Now I know what you’re thinking, how do I get all these glamorous gigs? Okay, maybe you’re not thinking that, but the truth is there’s nothing glam about tasting more than 100 wines that didn’t benefit from the technology and know-how of a professional winemaker. You won’t hear Robert Parker discussing the bizarre flavors of beet, corn and maple sap wines anytime soon either.
The hardest part for myself, Jonathan Oakes of Leonard Oakes Winery, Amanda Vizcarra of Vizcarra Vineyards, Tyler Finley of Schulze Vineyards & Winery and Kurt Guba of Freedom Run Winery was staying focused and finding the well-made wines amongst the diverse range of styles. Of course there were some flawed wines, but the panel tried their best to be constructive in their notes to the participant. In many cases, something as simple as adding tartaric acid early enough or keeping the proper sulfur level can make the difference between a winning wine and one that is lucky to be called a cooking wine.
The best-of-class winners were a semi-dry riesling, an off-dry Geisenheim and a chocolate-raspberry fruit wine, but sometimes it’s the weird entries that are more memorable.
For me a 2004 dry concord was fascinating.
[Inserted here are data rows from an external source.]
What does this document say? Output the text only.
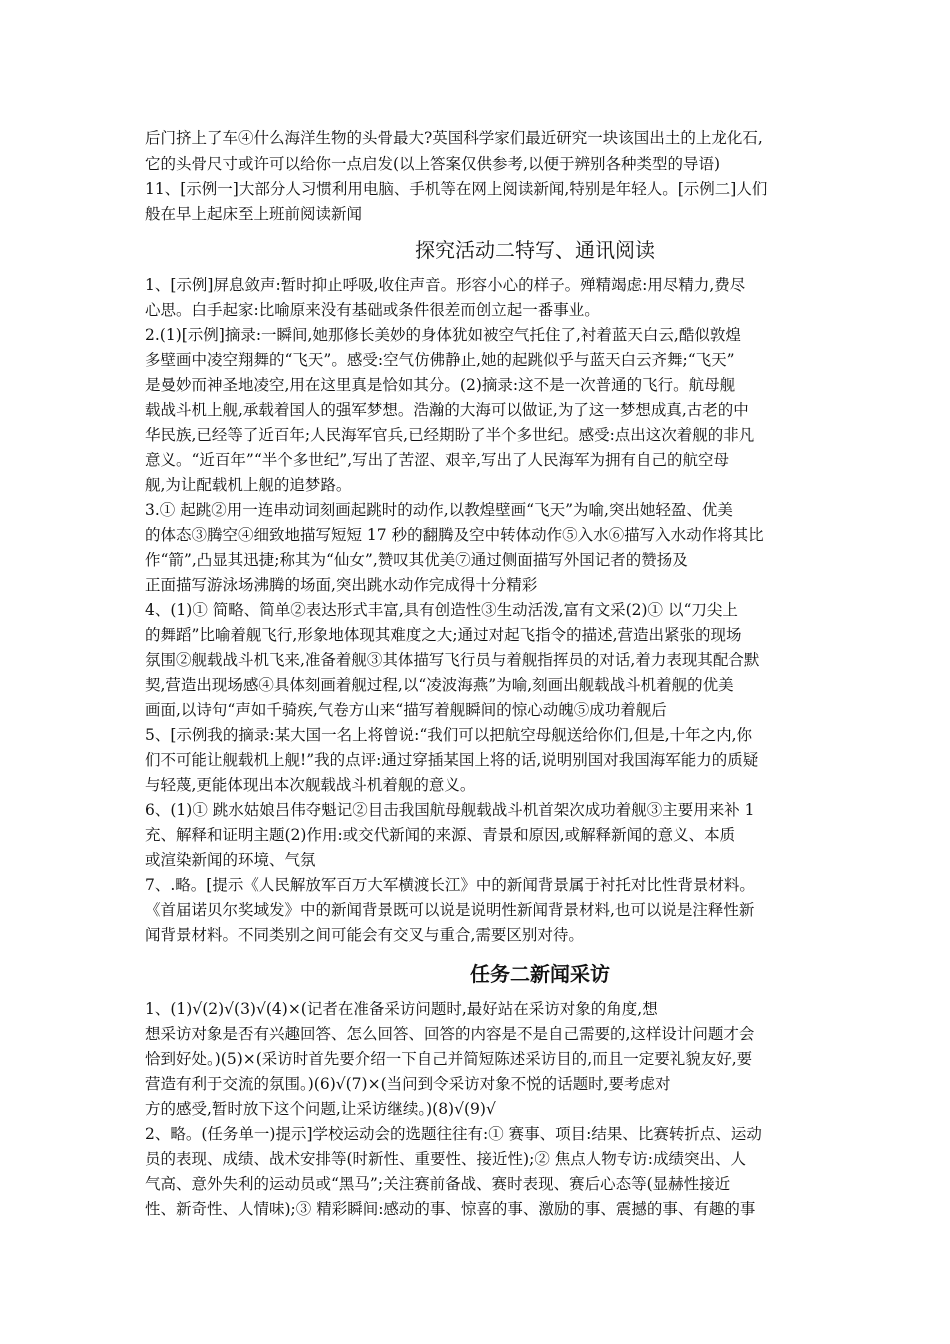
后门挤上了车④什么海洋生物的头骨最大?英国科学家们最近研究一块该国出土的上龙化石,
它的头骨尺寸或许可以给你一点启发(以上答案仅供参考,以便于辨别各种类型的导语)
11、[示例一]大部分人习惯利用电脑、手机等在网上阅读新闻,特别是年轻人。[示例二]人们
般在早上起床至上班前阅读新闻
探究活动二特写、通讯阅读
1、[示例]屏息敛声:暂时抑止呼吸,收住声音。形容小心的样子。殚精竭虑:用尽精力,费尽
心思。白手起家:比喻原来没有基础或条件很差而创立起一番事业。
2.(1)[示例]摘录:一瞬间,她那修长美妙的身体犹如被空气托住了,衬着蓝天白云,酷似敦煌
多壁画中凌空翔舞的“飞天”。感受:空气仿佛静止,她的起跳似乎与蓝天白云齐舞;“飞天”
是曼妙而神圣地凌空,用在这里真是恰如其分。(2)摘录:这不是一次普通的飞行。航母舰
载战斗机上舰,承载着国人的强军梦想。浩瀚的大海可以做证,为了这一梦想成真,古老的中
华民族,已经等了近百年;人民海军官兵,已经期盼了半个多世纪。感受:点出这次着舰的非凡
意义。“近百年”“半个多世纪”,写出了苦涩、艰辛,写出了人民海军为拥有自己的航空母
舰,为让配载机上舰的追梦路。
3.① 起跳②用一连串动词刻画起跳时的动作,以教煌壁画“飞天”为喻,突出她轻盈、优美
的体态③腾空④细致地描写短短 17 秒的翻腾及空中转体动作⑤入水⑥描写入水动作将其比
作“箭”,凸显其迅捷;称其为“仙女”,赞叹其优美⑦通过侧面描写外国记者的赞扬及
正面描写游泳场沸腾的场面,突出跳水动作完成得十分精彩
4、(1)① 简略、简单②表达形式丰富,具有创造性③生动活泼,富有文采(2)① 以“刀尖上
的舞蹈”比喻着舰飞行,形象地体现其难度之大;通过对起飞指令的描述,营造出紧张的现场
氛围②舰载战斗机飞来,准备着舰③其体描写飞行员与着舰指挥员的对话,着力表现其配合默
契,营造出现场感④具体刻画着舰过程,以“凌波海燕”为喻,刻画出舰载战斗机着舰的优美
画面,以诗句“声如千骑疾,气卷方山来“描写着舰瞬间的惊心动魄⑤成功着舰后
5、[示例我的摘录:某大国一名上将曾说:“我们可以把航空母舰送给你们,但是,十年之内,你
们不可能让舰载机上舰!”我的点评:通过穿插某国上将的话,说明别国对我国海军能力的质疑
与轻蔑,更能体现出本次舰载战斗机着舰的意义。
6、(1)① 跳水姑娘吕伟夺魁记②目击我国航母舰载战斗机首架次成功着舰③主要用来补 1
充、解释和证明主题(2)作用:或交代新闻的来源、青景和原因,或解释新闻的意义、本质
或渲染新闻的环境、气氛
7、.略。[提示《人民解放军百万大军横渡长江》中的新闻背景属于衬托对比性背景材料。
《首届诺贝尔奖域发》中的新闻背景既可以说是说明性新闻背景材料,也可以说是注释性新
闻背景材料。不同类别之间可能会有交叉与重合,需要区别对待。
任务二新闻采访
1、(1)√(2)√(3)√(4)×(记者在准备采访问题时,最好站在采访对象的角度,想
想采访对象是否有兴趣回答、怎么回答、回答的内容是不是自己需要的,这样设计问题才会
恰到好处。)(5)×(采访时首先要介绍一下自己并简短陈述采访目的,而且一定要礼貌友好,要
营造有利于交流的氛围。)(6)√(7)×(当问到令采访对象不悦的话题时,要考虑对
方的感受,暂时放下这个问题,让采访继续。)(8)√(9)√
2、略。(任务单一)提示]学校运动会的选题往往有:① 赛事、项目:结果、比赛转折点、运动
员的表现、成绩、战术安排等(时新性、重要性、接近性);② 焦点人物专访:成绩突出、人
气高、意外失利的运动员或“黑马”;关注赛前备战、赛时表现、赛后心态等(显赫性接近
性、新奇性、人情味);③ 精彩瞬间:感动的事、惊喜的事、激励的事、震撼的事、有趣的事
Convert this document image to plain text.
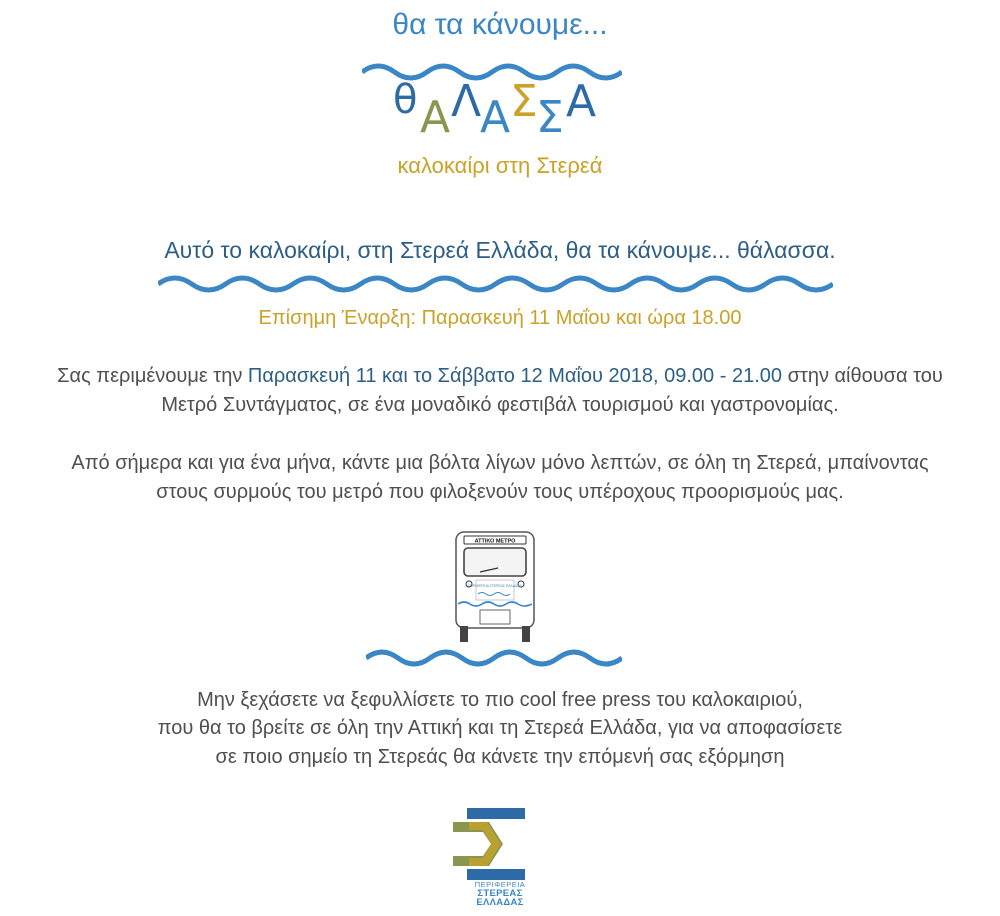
θα τα κάνουμε...
θ Α Λ
Α Σ
Σ Α
καλοκαίρι στη Στερεά
Αυτό το καλοκαίρι, στη Στερεά Ελλάδα, θα τα κάνουμε... θάλασσα.
Επίσημη Έναρξη: Παρασκευή 11 Μαΐου και ώρα 18.00
Σας περιμένουμε την Παρασκευή 11 και το Σάββατο 12 Μαΐου 2018, 09.00 - 21.00 στην αίθουσα του
Μετρό Συντάγματος, σε ένα μοναδικό φεστιβάλ τουρισμού και γαστρονομίας.
Από σήμερα και για ένα μήνα, κάντε μια βόλτα λίγων μόνο λεπτών, σε όλη τη Στερεά, μπαίνοντας
στους συρμούς του μετρό που φιλοξενούν τους υπέροχους προορισμούς μας.
ΑΤΤΙΚΟ ΜΕΤΡΟ
ΠΕΡΙΦΕΡΕΙΑ ΣΤΕΡΕΑΣ ΕΛΛΑΔΑΣ
Μην ξεχάσετε να ξεφυλλίσετε το πιο cool free press του καλοκαιριού,
που θα το βρείτε σε όλη την Αττική και τη Στερεά Ελλάδα, για να αποφασίσετε
σε ποιο σημείο τη Στερεάς θα κάνετε την επόμενή σας εξόρμηση
ΠΕΡΙΦΕΡΕΙΑ
ΣΤΕΡΕΑΣ
ΕΛΛΑΔΑΣ
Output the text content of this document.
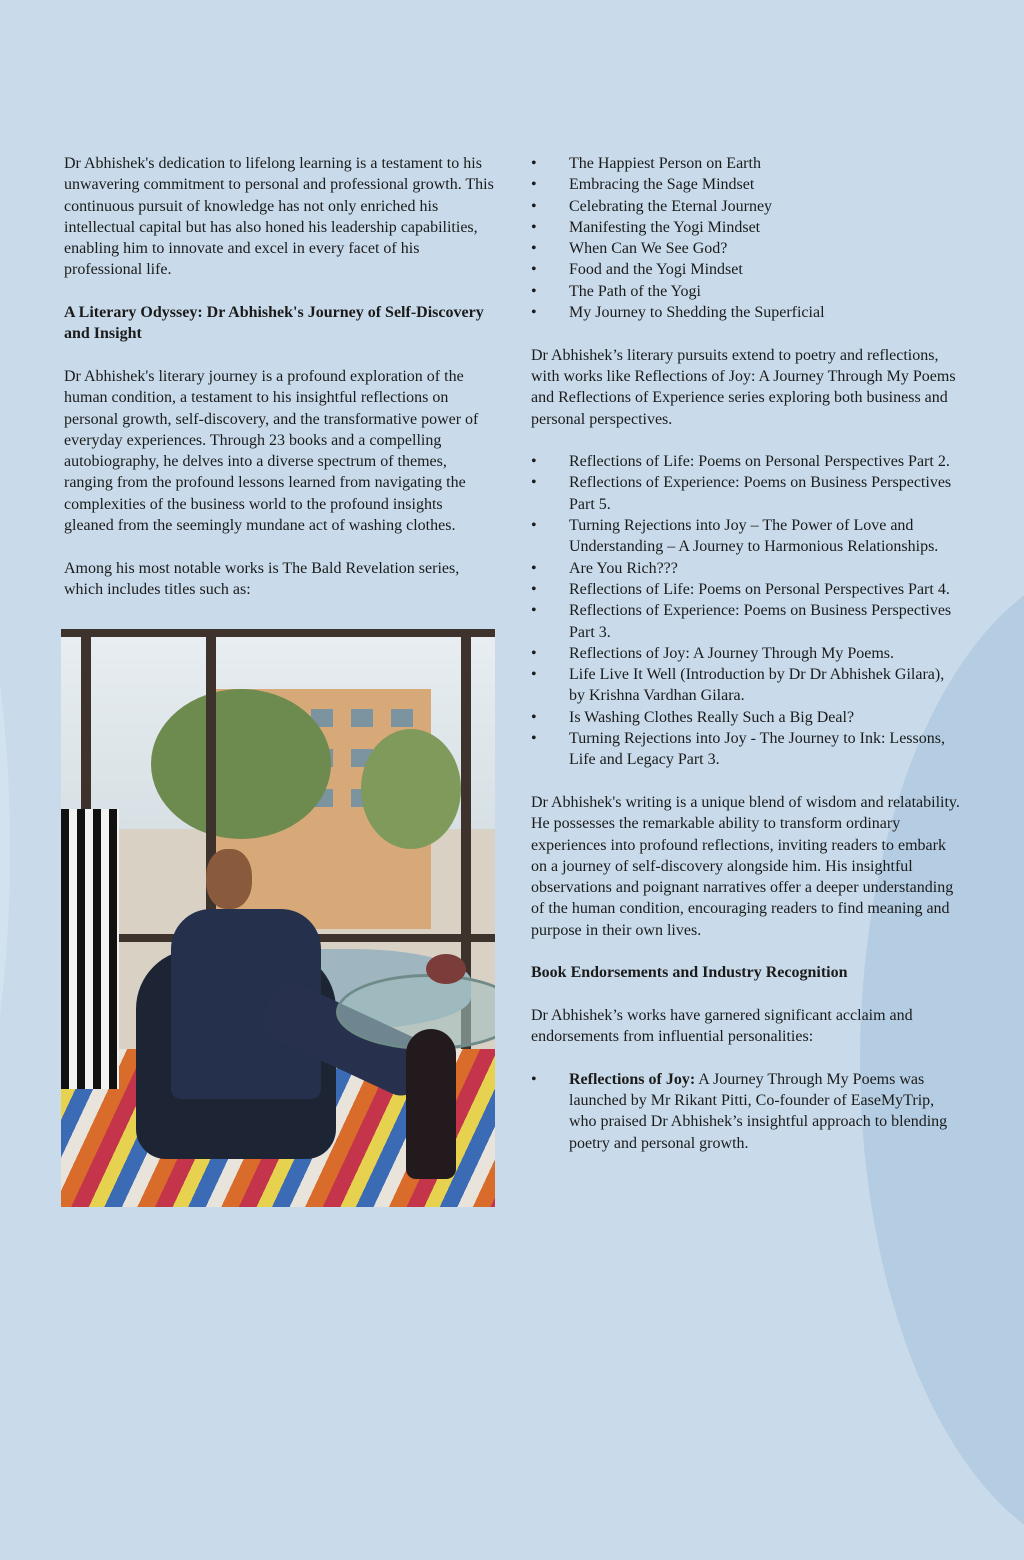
Dr Abhishek's dedication to lifelong learning is a testament to his unwavering commitment to personal and professional growth. This continuous pursuit of knowledge has not only enriched his intellectual capital but has also honed his leadership capabilities, enabling him to innovate and excel in every facet of his professional life.

A Literary Odyssey: Dr Abhishek's Journey of Self-Discovery and Insight

Dr Abhishek's literary journey is a profound exploration of the human condition, a testament to his insightful reflections on personal growth, self-discovery, and the transformative power of everyday experiences. Through 23 books and a compelling autobiography, he delves into a diverse spectrum of themes, ranging from the profound lessons learned from navigating the complexities of the business world to the profound insights gleaned from the seemingly mundane act of washing clothes.

Among his most notable works is The Bald Revelation series, which includes titles such as:

• The Happiest Person on Earth
• Embracing the Sage Mindset
• Celebrating the Eternal Journey
• Manifesting the Yogi Mindset
• When Can We See God?
• Food and the Yogi Mindset
• The Path of the Yogi
• My Journey to Shedding the Superficial

Dr Abhishek’s literary pursuits extend to poetry and reflections, with works like Reflections of Joy: A Journey Through My Poems and Reflections of Experience series exploring both business and personal perspectives.

• Reflections of Life: Poems on Personal Perspectives Part 2.
• Reflections of Experience: Poems on Business Perspectives Part 5.
• Turning Rejections into Joy – The Power of Love and Understanding – A Journey to Harmonious Relationships.
• Are You Rich???
• Reflections of Life: Poems on Personal Perspectives Part 4.
• Reflections of Experience: Poems on Business Perspectives Part 3.
• Reflections of Joy: A Journey Through My Poems.
• Life Live It Well (Introduction by Dr Dr Abhishek Gilara), by Krishna Vardhan Gilara.
• Is Washing Clothes Really Such a Big Deal?
• Turning Rejections into Joy - The Journey to Ink: Lessons, Life and Legacy Part 3.

Dr Abhishek's writing is a unique blend of wisdom and relatability. He possesses the remarkable ability to transform ordinary experiences into profound reflections, inviting readers to embark on a journey of self-discovery alongside him. His insightful observations and poignant narratives offer a deeper understanding of the human condition, encouraging readers to find meaning and purpose in their own lives.

Book Endorsements and Industry Recognition

Dr Abhishek’s works have garnered significant acclaim and endorsements from influential personalities:

• Reflections of Joy: A Journey Through My Poems was launched by Mr Rikant Pitti, Co-founder of EaseMyTrip, who praised Dr Abhishek’s insightful approach to blending poetry and personal growth.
It had a touch of oak, some browning from the age and ultimately a dry silky mouth-feel with an unmistakable concord flavor.
Another memorable entry was the first pinot noir I tasted. It had such a great nose that I thought it was a ringer. With aromas of red berry fruit, cedar and a little barnyard, I had pegged it for French pinot noir. As it turns out, it lacked a strong mid-palate, but the nose and finish were strong as can be expected. The guy made it with fruit from his own vines that’s he’s had for almost twenty years. We recommended he bleed off some juice before fermentation next year to fill it out.
The long-term idea behind involving the local wineries with the competition is to make it easier to get local grapes, not frozen must or juice into the hands of aspiring amateur winemakers. We also want the locals to know that there are more options than just Niagara or Concord grapes for their home wines.
Now I just need to find a competition to enter my wines in. I guess there’s some conflict of interest with me judging my own.